Selain kenyamanan berkendara, efisiensi biaya juga menjadi fokus utama. Berdasarkan simulasi internal selama tiga tahun, model seperti BYD M6 DM disebut mampu menekan biaya perawatan hingga sekitar 30% dibandingkan mobil konvensional di segmen yang sama.
Efisiensi tersebut ditopang oleh tiga teknologi utama, yaitu mesin bensin berteknologi tinggi dengan efisiensi termal hingga 46,06%, sistem Electric Hybrid System (EHS) yang mengintegrasikan motor listrik dan transmisi dalam satu unit, serta Blade Battery yang menjadi andalan BYD dalam aspek keselamatan dan daya tahan.
Dari sisi perawatan, BYD juga menawarkan interval servis yang lebih panjang. Setelah servis awal, kendaraan DM hanya memerlukan perawatan berkala setiap 20.000 km atau satu tahun, dengan kondisi tertentu di 10.000 km. Skema ini dinilai mampu menekan biaya operasional dalam jangka panjang.
Head of Service and Aftersales BYD Indonesia, Ubaidillah, mengungkapkan bahwa saat ini BYD telah memiliki lebih dari 100 jaringan dealer yang tersebar di berbagai wilayah Indonesia. “Selain jaringan dealer, teknisi kami juga telah melalui proses pelatihan dan sertifikasi sehingga penanganan kendaraan sesuai dengan standar global BYD,” ujarnya.
Ia juga menambahkan bahwa kesiapan suku cadang menjadi perhatian utama perusahaan. BYD telah menyiapkan fasilitas gudang (warehouse) dengan total area mencapai 100 hektar di beberapa wilayah, termasuk lebih dari 1 hektar di Jakarta yang difokuskan untuk penyimpanan sparepart. Langkah ini diambil untuk memastikan ketersediaan komponen dan meminimalkan potensi keluhan konsumen.
Sebagai bagian dari komitmen terhadap kepuasan pelanggan, BYD menawarkan garansi kendaraan hingga 6 tahun atau 150.000 km, serta garansi baterai dan motor listrik hingga 8 tahun atau 160.000 km.
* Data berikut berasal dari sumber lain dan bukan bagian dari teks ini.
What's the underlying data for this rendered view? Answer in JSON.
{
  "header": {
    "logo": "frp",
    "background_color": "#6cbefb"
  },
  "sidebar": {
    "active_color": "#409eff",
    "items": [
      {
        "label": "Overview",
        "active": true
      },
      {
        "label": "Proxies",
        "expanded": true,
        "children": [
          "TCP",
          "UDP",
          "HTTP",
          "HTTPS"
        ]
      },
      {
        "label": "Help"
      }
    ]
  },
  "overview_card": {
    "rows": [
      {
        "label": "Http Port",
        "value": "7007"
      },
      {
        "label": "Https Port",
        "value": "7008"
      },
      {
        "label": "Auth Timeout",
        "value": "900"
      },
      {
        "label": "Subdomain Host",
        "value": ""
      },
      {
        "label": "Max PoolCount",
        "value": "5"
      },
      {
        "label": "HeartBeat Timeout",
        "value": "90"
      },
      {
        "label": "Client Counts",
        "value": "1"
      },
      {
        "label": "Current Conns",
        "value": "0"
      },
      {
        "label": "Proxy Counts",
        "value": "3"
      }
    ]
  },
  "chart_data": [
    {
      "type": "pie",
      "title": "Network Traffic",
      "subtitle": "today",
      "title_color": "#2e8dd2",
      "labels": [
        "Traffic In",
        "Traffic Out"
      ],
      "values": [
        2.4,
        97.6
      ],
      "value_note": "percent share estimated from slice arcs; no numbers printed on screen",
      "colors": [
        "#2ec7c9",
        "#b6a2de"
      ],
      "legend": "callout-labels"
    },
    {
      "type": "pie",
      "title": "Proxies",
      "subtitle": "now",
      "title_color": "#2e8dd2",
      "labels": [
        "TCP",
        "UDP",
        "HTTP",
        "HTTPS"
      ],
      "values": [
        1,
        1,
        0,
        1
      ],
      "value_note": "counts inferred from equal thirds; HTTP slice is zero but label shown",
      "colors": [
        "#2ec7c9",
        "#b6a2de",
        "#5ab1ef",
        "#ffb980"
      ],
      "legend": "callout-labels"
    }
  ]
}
Selain itu, fitur Over-the-Air (OTA) memungkinkan pembaruan sistem kendaraan dilakukan secara jarak jauh tanpa harus mengunjungi bengkel.
Untuk situasi darurat, BYD juga menyediakan layanan roadside assistance 24 jam dengan jangkauan hingga 50 km, serta call center bebas pulsa.
Sementara itu, Head of Public and Government Relations BYD Indonesia, Luther Panjaitan, menekankan bahwa layanan purna jual kini menjadi faktor kunci dalam membangun loyalitas konsumen.
“Yang kami bangun bukan sekadar layanan saat ada masalah, tetapi memastikan pelanggan merasa didukung setiap saat,” tutupnya.